YES YES YES!!! FINALLY! THIS IS GOING TO BE FU#(ING GREAT!


----------



## zx300 (Oct 8, 2004)

my favourat z is 300
thanks....


----------



## asleepz (Feb 24, 2004)

Same here. I like the 280Z a lot too. It had that small fast sports car look to it.


----------



## 1slowZ (Jul 8, 2004)

z32 all the way


----------



## '85 fairlady (May 1, 2004)

I'm looking forward to the 240z myself.


----------



## Minagera (Oct 25, 2004)

You guys are all on crack. It is all about the 280


----------



## asleepz (Feb 24, 2004)

Minagera said:


> You guys are all on crack.
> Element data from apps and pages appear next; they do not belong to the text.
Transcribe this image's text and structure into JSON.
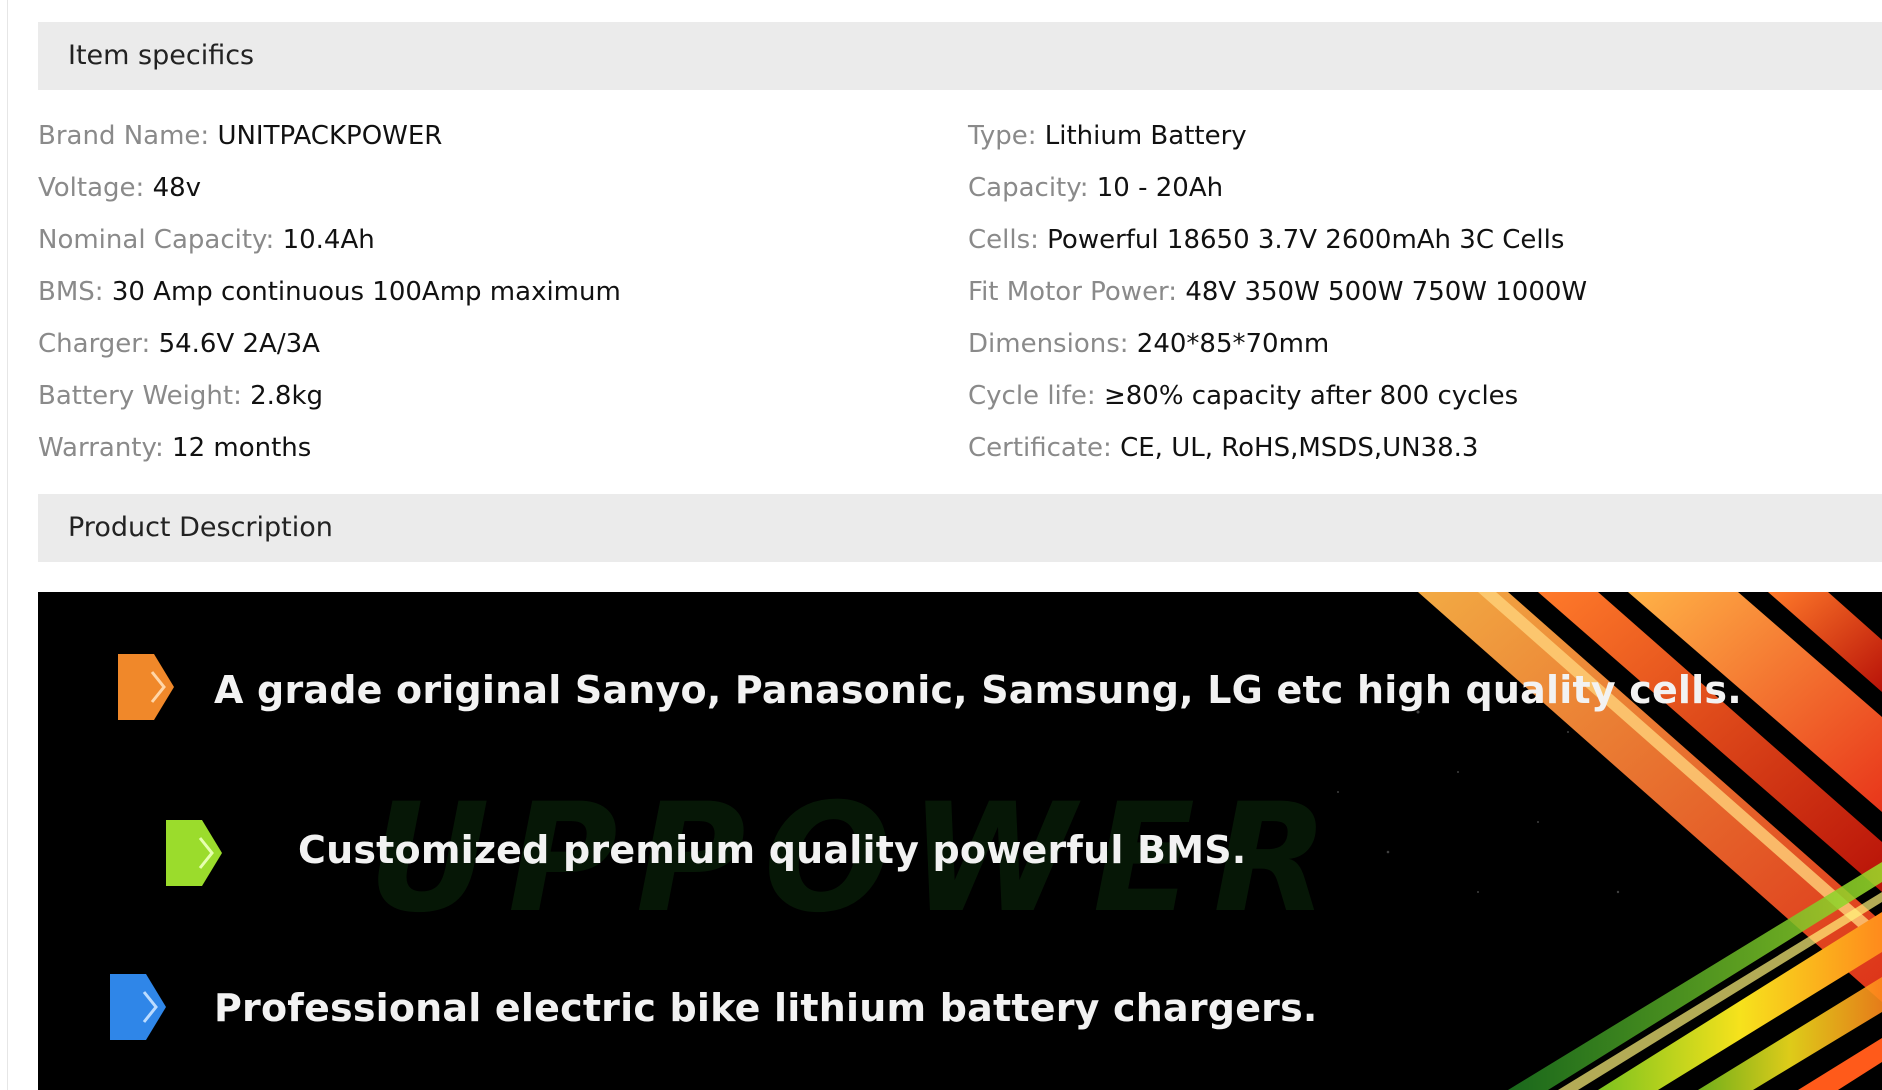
{
  "item_specifics": {
    "title": "Item specifics",
    "left": [
      {
        "key": "Brand Name:",
        "value": "UNITPACKPOWER"
      },
      {
        "key": "Voltage:",
        "value": "48v"
      },
      {
        "key": "Nominal Capacity:",
        "value": "10.4Ah"
      },
      {
        "key": "BMS:",
        "value": "30 Amp continuous 100Amp maximum"
      },
      {
        "key": "Charger:",
        "value": "54.6V 2A/3A"
      },
      {
        "key": "Battery Weight:",
        "value": "2.8kg"
      },
      {
        "key": "Warranty:",
        "value": "12 months"
      }
    ],
    "right": [
      {
        "key": "Type:",
        "value": "Lithium Battery"
      },
      {
        "key": "Capacity:",
        "value": "10 - 20Ah"
      },
      {
        "key": "Cells:",
        "value": "Powerful 18650 3.7V 2600mAh 3C Cells"
      },
      {
        "key": "Fit Motor Power:",
        "value": "48V 350W 500W 750W 1000W"
      },
      {
        "key": "Dimensions:",
        "value": "240*85*70mm"
      },
      {
        "key": "Cycle life:",
        "value": "≥80% capacity after 800 cycles"
      },
      {
        "key": "Certificate:",
        "value": "CE, UL, RoHS,MSDS,UN38.3"
      }
    ]
  },
  "product_description": {
    "title": "Product Description",
    "banner": {
      "watermark": "UPPOWER",
      "features": [
        {
          "text": "A grade original Sanyo, Panasonic, Samsung, LG etc high quality cells.",
          "color": "#f0882a"
        },
        {
          "text": "Customized premium quality powerful BMS.",
          "color": "#9bdc2c"
        },
        {
          "text": "Professional electric bike lithium battery chargers.",
          "color": "#2f86e8"
        }
      ]
    }
  }
}
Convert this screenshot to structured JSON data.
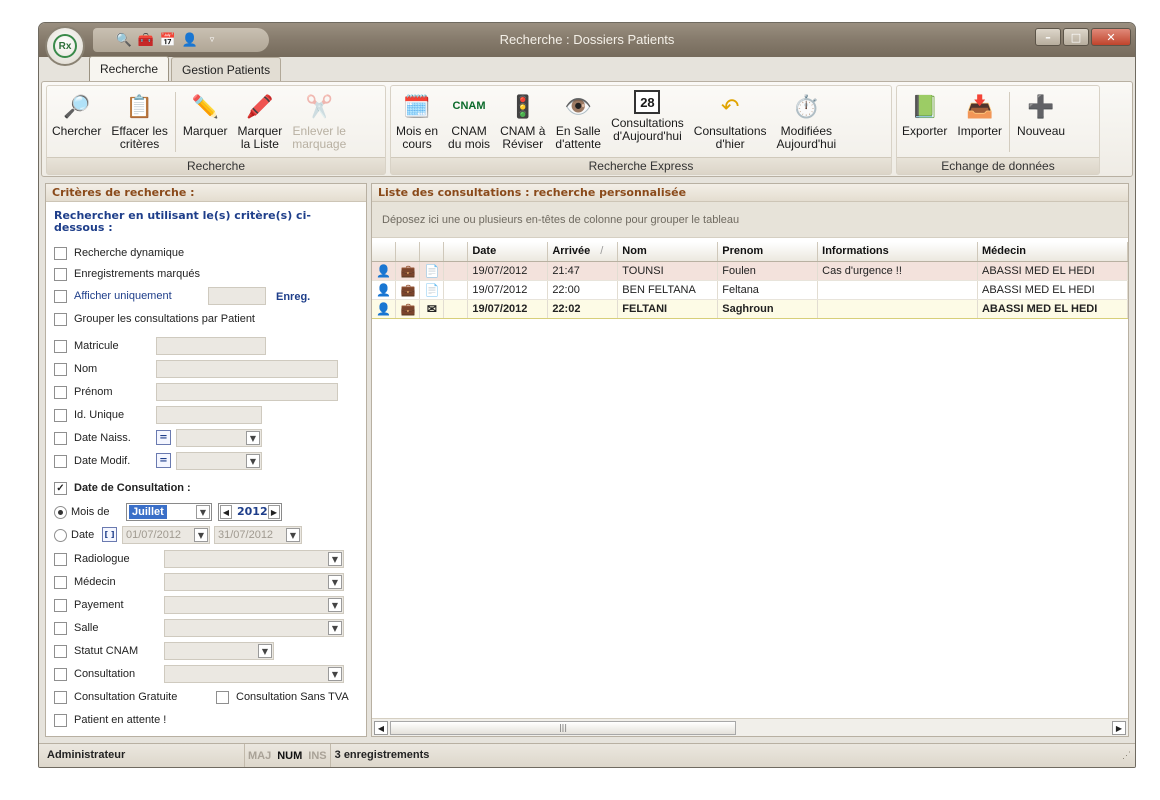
{
  "window": {
    "title": "Recherche : Dossiers Patients",
    "orb": "Rx",
    "minimize": "–",
    "maximize": "□",
    "close": "✕"
  },
  "tabs": [
    {
      "label": "Recherche"
    },
    {
      "label": "Gestion Patients"
    }
  ],
  "ribbon": {
    "groups": [
      {
        "name": "Recherche",
        "buttons": [
          {
            "l1": "Chercher",
            "l2": ""
          },
          {
            "l1": "Effacer les",
            "l2": "critères"
          },
          {
            "l1": "Marquer",
            "l2": ""
          },
          {
            "l1": "Marquer",
            "l2": "la Liste"
          },
          {
            "l1": "Enlever le",
            "l2": "marquage"
          }
        ]
      },
      {
        "name": "Recherche Express",
        "buttons": [
          {
            "l1": "Mois en",
            "l2": "cours"
          },
          {
            "l1": "CNAM",
            "l2": "du mois"
          },
          {
            "l1": "CNAM à",
            "l2": "Réviser"
          },
          {
            "l1": "En Salle",
            "l2": "d'attente"
          },
          {
            "l1": "Consultations",
            "l2": "d'Aujourd'hui"
          },
          {
            "l1": "Consultations",
            "l2": "d'hier"
          },
          {
            "l1": "Modifiées",
            "l2": "Aujourd'hui"
          }
        ]
      },
      {
        "name": "Echange de données",
        "buttons": [
          {
            "l1": "Exporter",
            "l2": ""
          },
          {
            "l1": "Importer",
            "l2": ""
          },
          {
            "l1": "Nouveau",
            "l2": ""
          }
        ]
      }
    ]
  },
  "criteria": {
    "header": "Critères de recherche :",
    "title": "Rechercher en utilisant le(s) critère(s) ci-dessous :",
    "dynamic": "Recherche dynamique",
    "marked": "Enregistrements marqués",
    "only": "Afficher uniquement",
    "enreg": "Enreg.",
    "group_by": "Grouper les consultations par Patient",
    "matricule": "Matricule",
    "nom": "Nom",
    "prenom": "Prénom",
    "id_unique": "Id. Unique",
    "date_naiss": "Date Naiss.",
    "date_modif": "Date Modif.",
    "eq": "=",
    "date_consult": "Date de Consultation :",
    "mois_de": "Mois de",
    "month": "Juillet",
    "year": "2012",
    "date": "Date",
    "date_from": "01/07/2012",
    "date_to": "31/07/2012",
    "radiologue": "Radiologue",
    "medecin": "Médecin",
    "payement": "Payement",
    "salle": "Salle",
    "statut_cnam": "Statut CNAM",
    "consultation": "Consultation",
    "gratuite": "Consultation Gratuite",
    "sans_tva": "Consultation Sans TVA",
    "attente": "Patient en attente !"
  },
  "list": {
    "header": "Liste des consultations : recherche personnalisée",
    "group_hint": "Déposez ici une ou plusieurs en-têtes de colonne pour grouper le tableau",
    "columns": [
      "Date",
      "Arrivée",
      "Nom",
      "Prenom",
      "Informations",
      "Médecin"
    ],
    "rows": [
      {
        "date": "19/07/2012",
        "arrivee": "21:47",
        "nom": "TOUNSI",
        "prenom": "Foulen",
        "info": "Cas d'urgence !!",
        "medecin": "ABASSI MED EL HEDI"
      },
      {
        "date": "19/07/2012",
        "arrivee": "22:00",
        "nom": "BEN FELTANA",
        "prenom": "Feltana",
        "info": "",
        "medecin": "ABASSI MED EL HEDI"
      },
      {
        "date": "19/07/2012",
        "arrivee": "22:02",
        "nom": "FELTANI",
        "prenom": "Saghroun",
        "info": "",
        "medecin": "ABASSI MED EL HEDI"
      }
    ]
  },
  "status": {
    "user": "Administrateur",
    "maj": "MAJ",
    "num": "NUM",
    "ins": "INS",
    "count": "3 enregistrements"
  }
}
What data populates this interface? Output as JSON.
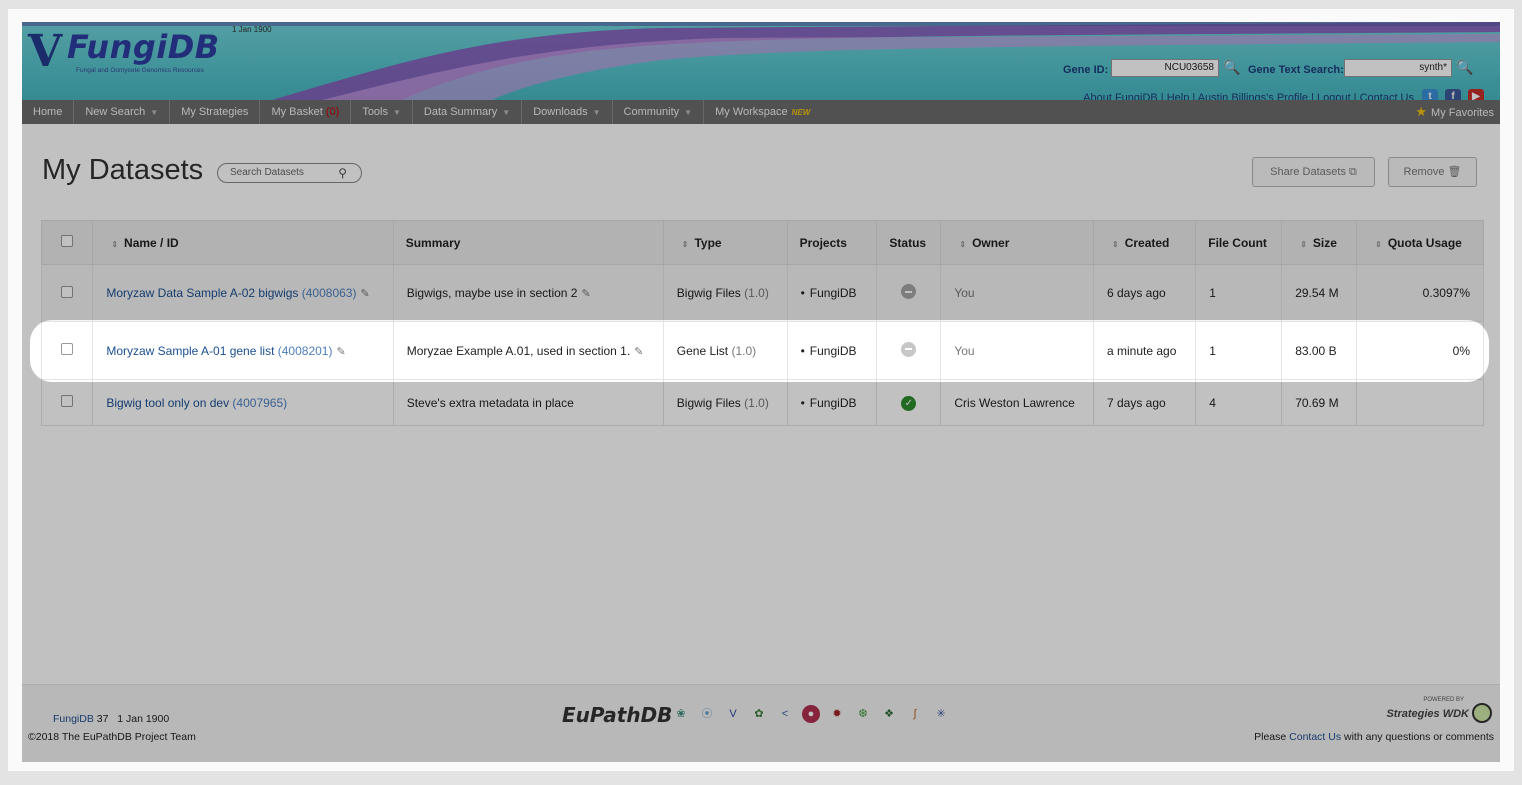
{
  "site": {
    "logo_text": "FungiDB",
    "logo_v": "V",
    "logo_date": "1 Jan 1900",
    "tagline": "Fungal and Oomycete Genomics Resources"
  },
  "header": {
    "gene_id_label": "Gene ID:",
    "gene_id_value": "NCU03658",
    "gene_text_label": "Gene Text Search:",
    "gene_text_value": "synth*",
    "links": "About FungiDB | Help | Austin Billings's Profile | Logout | Contact Us",
    "social": [
      "twitter-icon",
      "facebook-icon",
      "youtube-icon"
    ]
  },
  "nav": {
    "items": [
      {
        "label": "Home",
        "caret": false
      },
      {
        "label": "New Search",
        "caret": true
      },
      {
        "label": "My Strategies",
        "caret": false
      },
      {
        "label": "My Basket",
        "badge": "(0)",
        "caret": false
      },
      {
        "label": "Tools",
        "caret": true
      },
      {
        "label": "Data Summary",
        "caret": true
      },
      {
        "label": "Downloads",
        "caret": true
      },
      {
        "label": "Community",
        "caret": true
      },
      {
        "label": "My Workspace",
        "new": "NEW",
        "caret": false
      }
    ],
    "favorites": "My Favorites"
  },
  "main": {
    "title": "My Datasets",
    "search_placeholder": "Search Datasets",
    "share_button": "Share Datasets",
    "remove_button": "Remove"
  },
  "table": {
    "columns": [
      "Name / ID",
      "Summary",
      "Type",
      "Projects",
      "Status",
      "Owner",
      "Created",
      "File Count",
      "Size",
      "Quota Usage"
    ],
    "rows": [
      {
        "name": "Moryzaw Data Sample A-02 bigwigs",
        "id": "(4008063)",
        "summary": "Bigwigs, maybe use in section 2",
        "type": "Bigwig Files",
        "type_version": "(1.0)",
        "project": "FungiDB",
        "status": "pending",
        "owner": "You",
        "created": "6 days ago",
        "file_count": "1",
        "size": "29.54 M",
        "quota": "0.3097%"
      },
      {
        "name": "Moryzaw Sample A-01 gene list",
        "id": "(4008201)",
        "summary": "Moryzae Example A.01, used in section 1.",
        "type": "Gene List",
        "type_version": "(1.0)",
        "project": "FungiDB",
        "status": "pending",
        "owner": "You",
        "created": "a minute ago",
        "file_count": "1",
        "size": "83.00 B",
        "quota": "0%"
      },
      {
        "name": "Bigwig tool only on dev",
        "id": "(4007965)",
        "summary": "Steve's extra metadata in place",
        "type": "Bigwig Files",
        "type_version": "(1.0)",
        "project": "FungiDB",
        "status": "complete",
        "owner": "Cris Weston Lawrence",
        "created": "7 days ago",
        "file_count": "4",
        "size": "70.69 M",
        "quota": ""
      }
    ]
  },
  "footer": {
    "site_name": "FungiDB",
    "release": "37",
    "date": "1 Jan 1900",
    "copyright": "©2018 The EuPathDB Project Team",
    "eupath": "EuPathDB",
    "powered_by": "POWERED BY",
    "wdk": "Strategies WDK",
    "contact_prefix": "Please",
    "contact_link": "Contact Us",
    "contact_suffix": "with any questions or comments"
  },
  "colors": {
    "nav_bg": "#6b6b6b",
    "link": "#1d4f91",
    "banner": "#56c3cc",
    "status_ok": "#2e8b2e",
    "status_pending": "#a5a5a5"
  }
}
It is all about the 280


The 280 Turbo.... I can't wait to drive that SOB


----------



## 0341TODD (Nov 15, 2003)

Thats ok, I have an NSX on my memory card that would smoke you all!!!!

J/K  I wouldnt smoke you guys...................I love you too much.....Especially Jake--LOL

Are there really going to be Z31s in that game?

If thats true then Im going tonight to reserve my copy!


----------



## PrOxLaMuS© (Aug 11, 2002)

LoL... there's no major difference between the "280" or 280Z and the 260Z or the 240Z except diff. engine sizes and carburated vs. fuel injection and bumpers.

Other than that.. there is NO major difference, I don't understand how peopel are taking sides on the 240Z or the 280Z when they are the same except a .4 L increase and EFI.

Now the 280ZX on the other hand is a big, fat, heavy, slow car. But they did offer a turbo engine, but in the 280ZX, the car was still overall slower than any 240Z or 260Z or 280Z

Either way the game is going to kick ass


----------



## 1slowZ (Jul 8, 2004)

ya it is.....does anybody know when its coming out?


----------



## asleepz (Feb 24, 2004)

December 14


----------